UI Pentaskan Sketsa Robot Ver.2.0

JAKARTA, KOMPAS.com–Persoalan pendidikan di Indonesia sudah begitu akut dan menjadi lingkaran setan. Lembaga pendidikan mulai dari sekolah taman kanak-kanak, pendidikan dasar, hingga pendidikan tinggi sudah menjadi industri. Subyek didik diperlakukan sebagai sumber keuangan , dengan sasaran bagaimana ia masuk dengan biaya yang relatif mahal, lalu cepat lulus dengan segala cara.

Persoalan tak berhenti sampai di situ. Sarjana yang dihasilkan perguruan tinggi amat jauh dari harapan. Kualitas dan profesionalitasnya dipertanyakan. Lembaga pendidikan dengan kurikulumnya hanya dituntut menyiapkan pekerja-pekerja yang siap pakai dalam waktu singkat. Hanya menghasilkan pekerja, bukan untuk memanusiakan manusia. Kadang seolah mengabaikan hukum supply and demand, bahwa ketersediaan pekerja yang banyak membuat harganya turun. Dan hasilnya adalah generasi baru yang lebih merobot.

Demikian benang merah yang dikemukakan pengamat budaya dari Fakultas Ilmu Budaya Universitas Indonesia, I Yudhi Soenarto, dan Ketua Alumni FIB Universitas Indonesia Fadli Zon, di sela-sela latihan Tea ter Sastra Universitas Indonesia, yang tengah menyiapkan pementasan Sketsa Robot Ver.2.0 , Kamis (18/11) di Jakarta. Berbagai kritikan yang diarahkan ke dunia pendidikan, sudah banyak dilakukan banyak kalangan. Namun, kali ini, untuk pertama kalinya, dikritik melalui pementasan teater genre komedi satire, kata Yudhi Soenarto, yang sekaligus bertindak sebagai penulis naskah Sketa Robot Ver.2.0 dan sutradara.

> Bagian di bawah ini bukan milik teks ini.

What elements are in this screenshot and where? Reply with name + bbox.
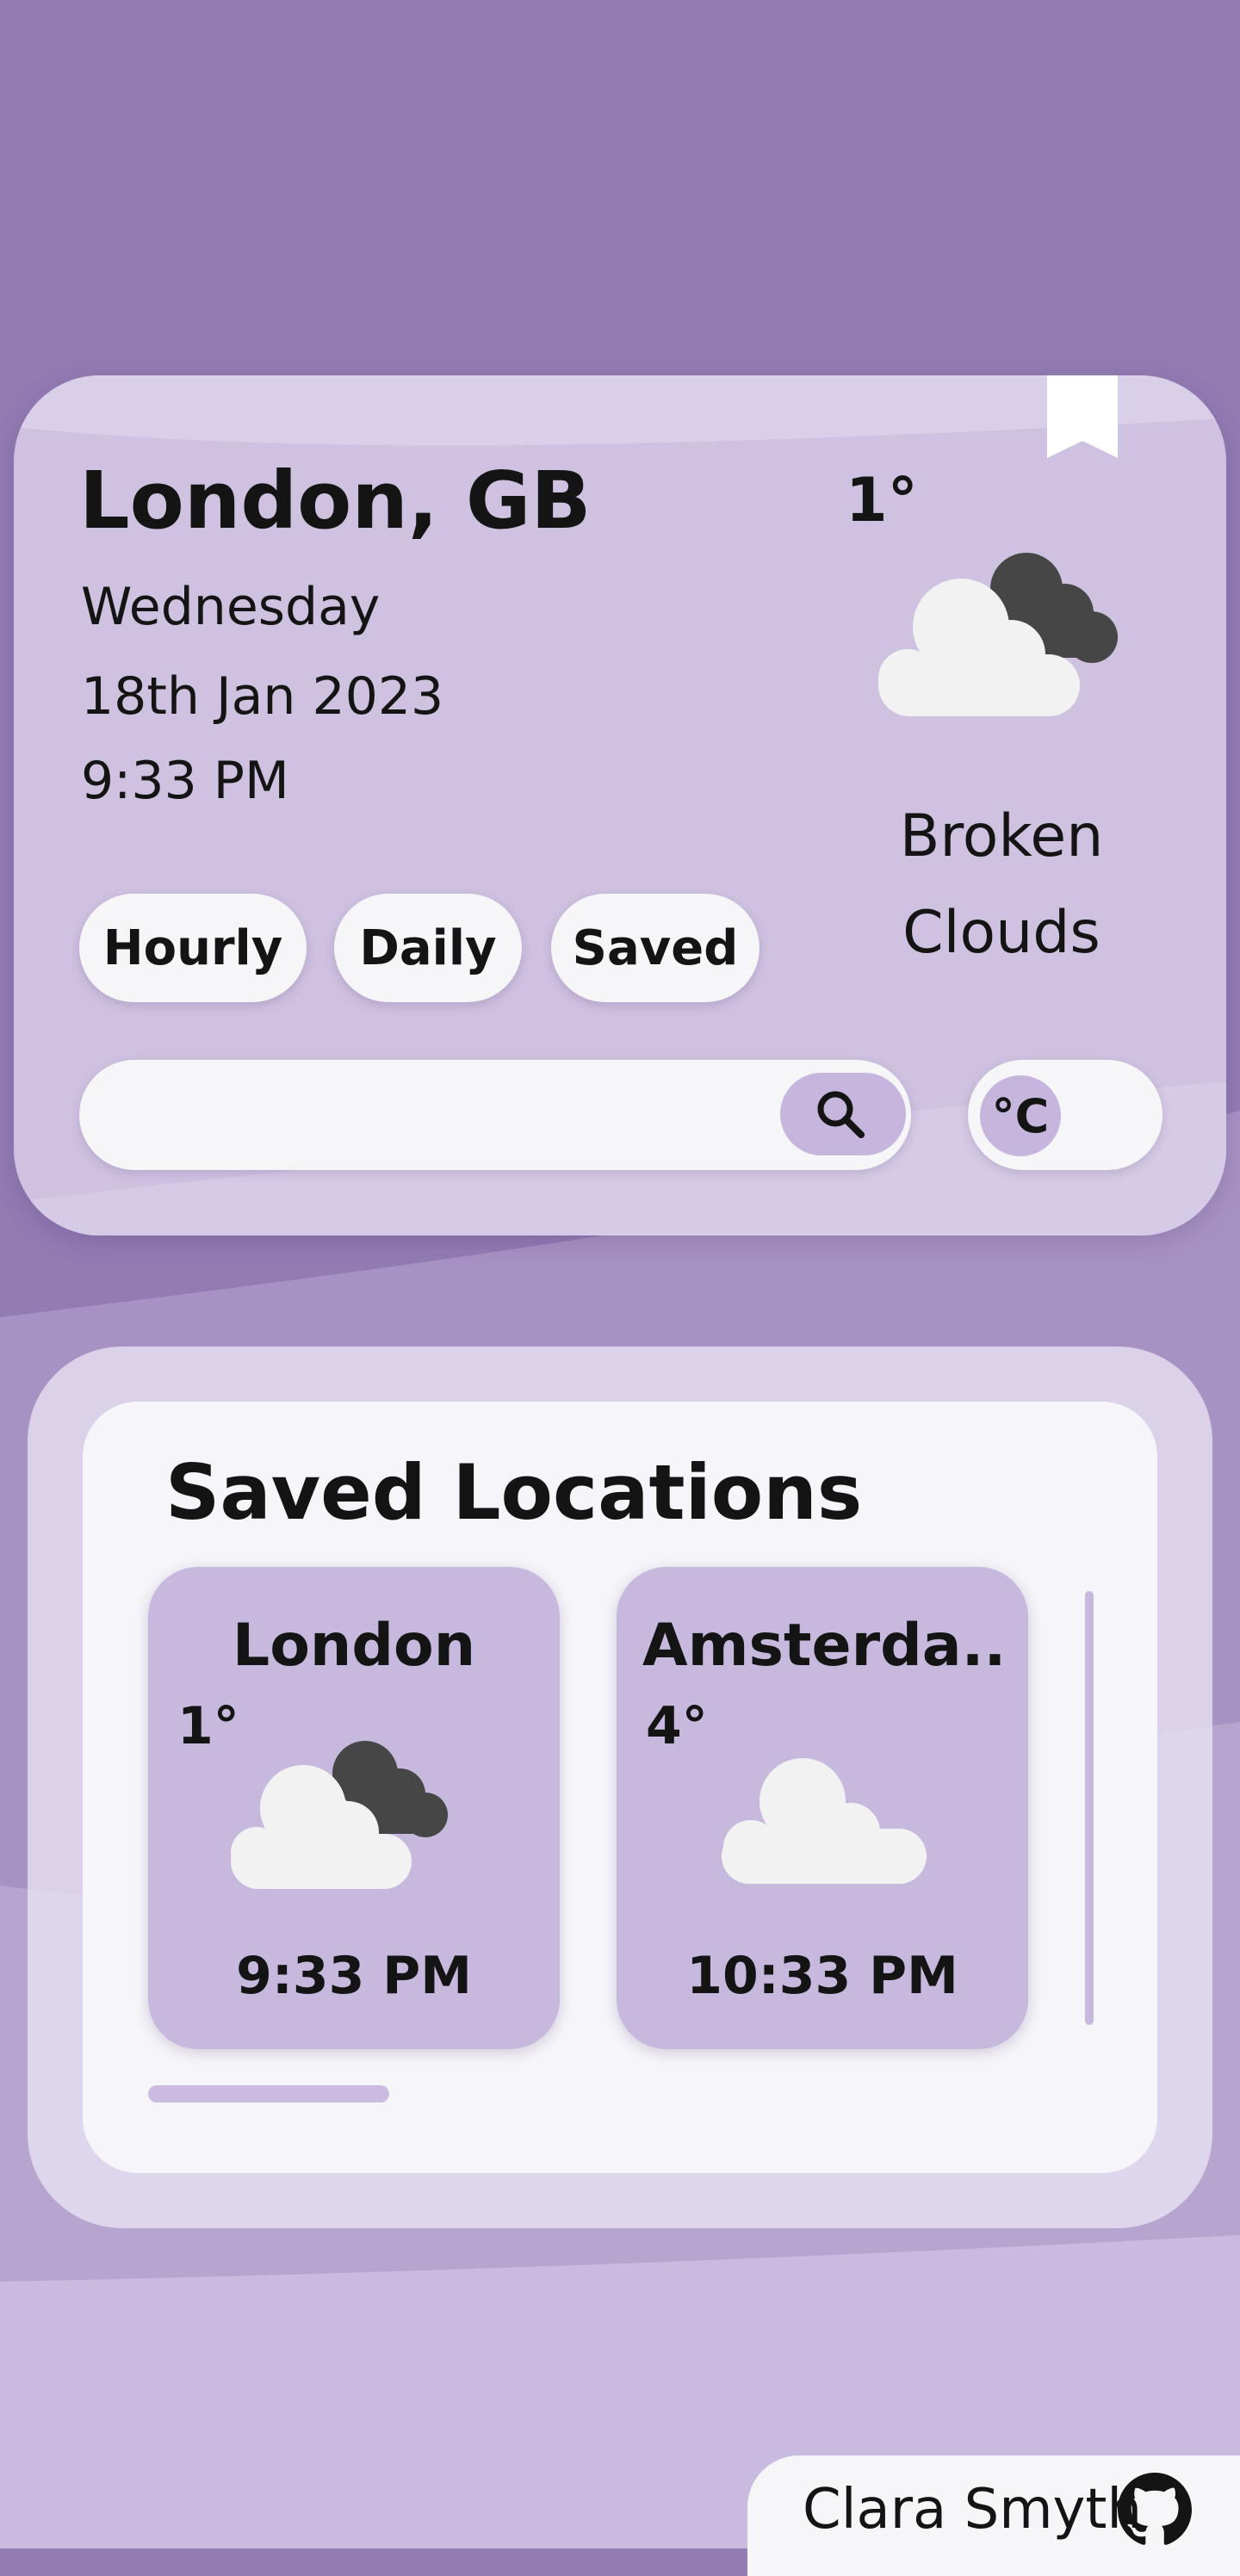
bookmark-icon[interactable]	[1044, 375, 1121, 465]
city-title: London, GB	[79, 455, 592, 547]
condition-line-2: Clouds	[902, 899, 1100, 967]
weather-condition: Broken Clouds	[834, 789, 1169, 981]
author-name: Clara Smyth	[803, 2478, 1143, 2542]
saved-location-card-amsterdam[interactable]: Amsterda... 4° 10:33 PM	[617, 1567, 1028, 2049]
current-weather-card: London, GB Wednesday 18th Jan 2023 9:33 …	[14, 375, 1226, 1235]
condition-line-1: Broken	[899, 802, 1104, 870]
footer-credit[interactable]: Clara Smyth	[747, 2455, 1240, 2576]
current-temperature: 1°	[846, 465, 918, 536]
saved-location-card-london[interactable]: London 1° 9:33 PM	[148, 1567, 560, 2049]
saved-locations-card: Saved Locations London 1° 9:33 PM Amster…	[83, 1402, 1157, 2173]
search-button[interactable]	[780, 1073, 906, 1155]
github-icon[interactable]	[1118, 2473, 1192, 2547]
location-name: Amsterda...	[642, 1612, 1002, 1680]
broken-clouds-icon	[878, 553, 1118, 716]
saved-location-card-next[interactable]	[1085, 1591, 1094, 2025]
tab-daily[interactable]: Daily	[334, 894, 522, 1002]
tab-saved[interactable]: Saved	[551, 894, 760, 1002]
weekday-label: Wednesday	[81, 577, 381, 637]
location-temperature: 1°	[177, 1696, 239, 1756]
horizontal-scrollbar[interactable]	[148, 2085, 389, 2102]
search-input[interactable]	[114, 1081, 789, 1151]
location-time: 10:33 PM	[686, 1946, 958, 2006]
time-label: 9:33 PM	[81, 751, 289, 811]
search-icon	[817, 1091, 865, 1138]
unit-toggle[interactable]: °C	[968, 1060, 1162, 1170]
date-label: 18th Jan 2023	[81, 666, 444, 727]
location-temperature: 4°	[646, 1696, 708, 1756]
unit-toggle-knob: °C	[980, 1075, 1061, 1156]
search-bar	[79, 1060, 911, 1170]
saved-locations-title: Saved Locations	[165, 1448, 863, 1537]
broken-clouds-icon	[231, 1741, 448, 1889]
tab-hourly[interactable]: Hourly	[79, 894, 307, 1002]
location-name: London	[232, 1612, 476, 1680]
cloud-icon	[722, 1758, 927, 1884]
location-time: 9:33 PM	[236, 1946, 472, 2006]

Menurut dia, dalam tradisi teater barat, komedi sering digunakan untuk mengangkat persoalan besar ke atas panggung. Tercatat beberapa drama komedi seperti Lysistrata (Aristophanes, 411 Sebelum Masehi) yang bertema antiperang. The Tempest (W Shakespeare, 1611) yang mengangkat persoalan kolonialisme, Der Zerbrochne Krig (H Von Kleist, 1808) yang mengangkat tema keadilan versus pengadilan, dan Pygmalion (GB Shaw, 1913) yang mengangkat kepalsuan masyarakat kelas atas Inggris.

Agar persoalan lebih membumi, jelas Yudhi Soenarto, Teater Sastra UI dalam produksinya yang ke-322, sejak berdiri tahun 1984, mengkritik masalah pendidikan dalam konteks masa depan di mana teknologi robot semakin maju. Sudah ada robot berwujud manusia yang dilengkapi dengan artificial intelligence yang memungkinkan robot untuk bukan hanya melakukan p ekerjaan-pekerjaan manusia, tapi juga melakukan perilaku yang diprogram untuk menyerupai manusia.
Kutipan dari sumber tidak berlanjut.